I’ve watched and read other people’s stories, and they usually say: “Since childhood, I’ve felt that I’m a girl, I played with dolls, and I was dressed up as a boy, and I did not understand why. And I’ve known it since childhood, and I made this decision very quickly.” No. I had this part of me as a child, I loved to play with dolls, put on my mother’s high-heels, and in general I was quite a delicate and fragile child. I never ran around with the boys and didn’t play with toy tanks… But I didn’t think about it. I didn’t think that maybe I was a girl. I knew I was a boy. I wasn’t happy about the fact, but I didn’t deny it either. “Yes, I’m a boy” — and I went on playing with dolls and building castles with girls. In general, I did not dispute this fact.
Closer to the age of 14, I began to look androgynous. This was influenced by many factors: my clothing, my hairstyle. I was often confused with a girl. I thought, “Oh, what an fascinating, multi-faceted person I am. I can be a boy, I can be a girl. This is who I am, I look how I want to look. And it’s awesome.”
By the age of 16, changes started to happen. I realized that my thinness, or my fullness, or make up, or clothes don’t matter that much anymore. I saw my face change and my body change. My female part became less and less visible, and I looked more and more like a strange boy. And I realized that I was not satisfied with it.
I wondered who I would be in the future. If I don’t do anything. Ten years from now? 15? I tried to imagine what I would look like if I remained a man. And I couldn’t. I was scared. I realized that I would not be able to fully enjoy my life, and most likely, I would just suffer from my insecurities and other issues. I thought about taking hormones at the age of 15, but I did not have such an opportunity. You need money for that. And you need a prescription to buy them. But by the time I was 17, I had made up my mind.
Of course, this is such a major decision!
I decided that it would be more comfortable for me to open up to people, and first of all — to myself. From that time on, I started taking hormones. I never had a thought like: “Oh, what am I doing with my body, it’s wrong, it’s against nature! I was born a man, so I must be a man.” On the contrary. From the moment I began to notice the first changes, I felt such harmony inside. My mental state became much better. It was as if I got a load off my chest. When my old friends stopped recognizing me, it was very pleasant. And when most of the strangers on the street began to address me as a girl. Now I feel calmer, and there is always some joy inside. Such a calm, small joy.
The authorities. One way or another. I believe that they influence people’s opinions. If the government changed, not just some individuals, but the whole system, then over time the country would begin to change, and then the people. I believe that this would really give a boost not only in terms of tolerance and acceptance, but in terms of all aspects of life.
Do you think that if you change, then you need to change drastically?

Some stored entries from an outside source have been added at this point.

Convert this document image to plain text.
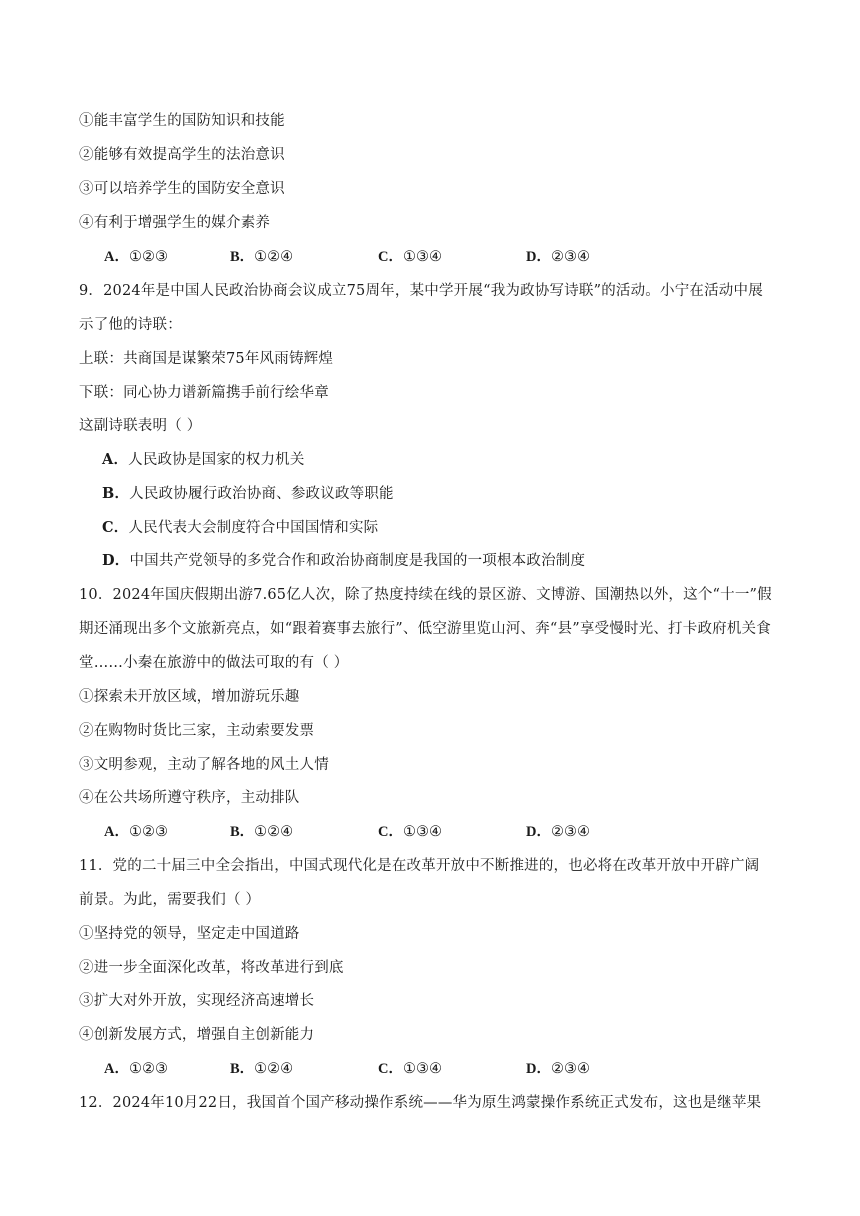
①能丰富学生的国防知识和技能
②能够有效提高学生的法治意识
③可以培养学生的国防安全意识
④有利于增强学生的媒介素养
A．①②③	B．①②④	C．①③④	D．②③④
9．2024年是中国人民政治协商会议成立75周年，某中学开展“我为政协写诗联”的活动。小宁在活动中展
示了他的诗联：
上联：共商国是谋繁荣75年风雨铸辉煌
下联：同心协力谱新篇携手前行绘华章
这副诗联表明（ ）
A．人民政协是国家的权力机关
B．人民政协履行政治协商、参政议政等职能
C．人民代表大会制度符合中国国情和实际
D．中国共产党领导的多党合作和政治协商制度是我国的一项根本政治制度
10．2024年国庆假期出游7.65亿人次，除了热度持续在线的景区游、文博游、国潮热以外，这个“十一”假
期还涌现出多个文旅新亮点，如“跟着赛事去旅行”、低空游里览山河、奔“县”享受慢时光、打卡政府机关食
堂……小秦在旅游中的做法可取的有（ ）
①探索未开放区域，增加游玩乐趣
②在购物时货比三家，主动索要发票
③文明参观，主动了解各地的风土人情
④在公共场所遵守秩序，主动排队
A．①②③	B．①②④	C．①③④	D．②③④
11．党的二十届三中全会指出，中国式现代化是在改革开放中不断推进的，也必将在改革开放中开辟广阔
前景。为此，需要我们（ ）
①坚持党的领导，坚定走中国道路
②进一步全面深化改革，将改革进行到底
③扩大对外开放，实现经济高速增长
④创新发展方式，增强自主创新能力
A．①②③	B．①②④	C．①③④	D．②③④
12．2024年10月22日，我国首个国产移动操作系统——华为原生鸿蒙操作系统正式发布，这也是继苹果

Tolerance to LGBT people alone will not solve all the problems. In addition to homophobia, transphobia, we have many other issues. Our people reject everything that is not familiar. We are talking about skin color, excess weight or thinness, tattoos, haircuts. Otherness is immediately rejected and considered a “disease”. It doesn’t matter if you are gay, straight, or transgender — if you look different from the average person, you will face at least slight persecution. So tolerance towards LGBT people alone will not change the essence. The rest will still be hated.
What do you think, can “soft interventions”, such as open lectures, articles in the media improve the situation?
I think this is the only option we have. Because, I think, we won’t be able to change the government. And even if we do that, the changes won’t come quickly. It is necessary to change people’s minds gently, without pressure, so that they can read and learn about it themselves, if they want to. They should be provided with materials, facts, data, a quiet conversation, news, YouTube videos. If they want to, they will read some article, if they don’t want to, they won’t. I think this is the way that works.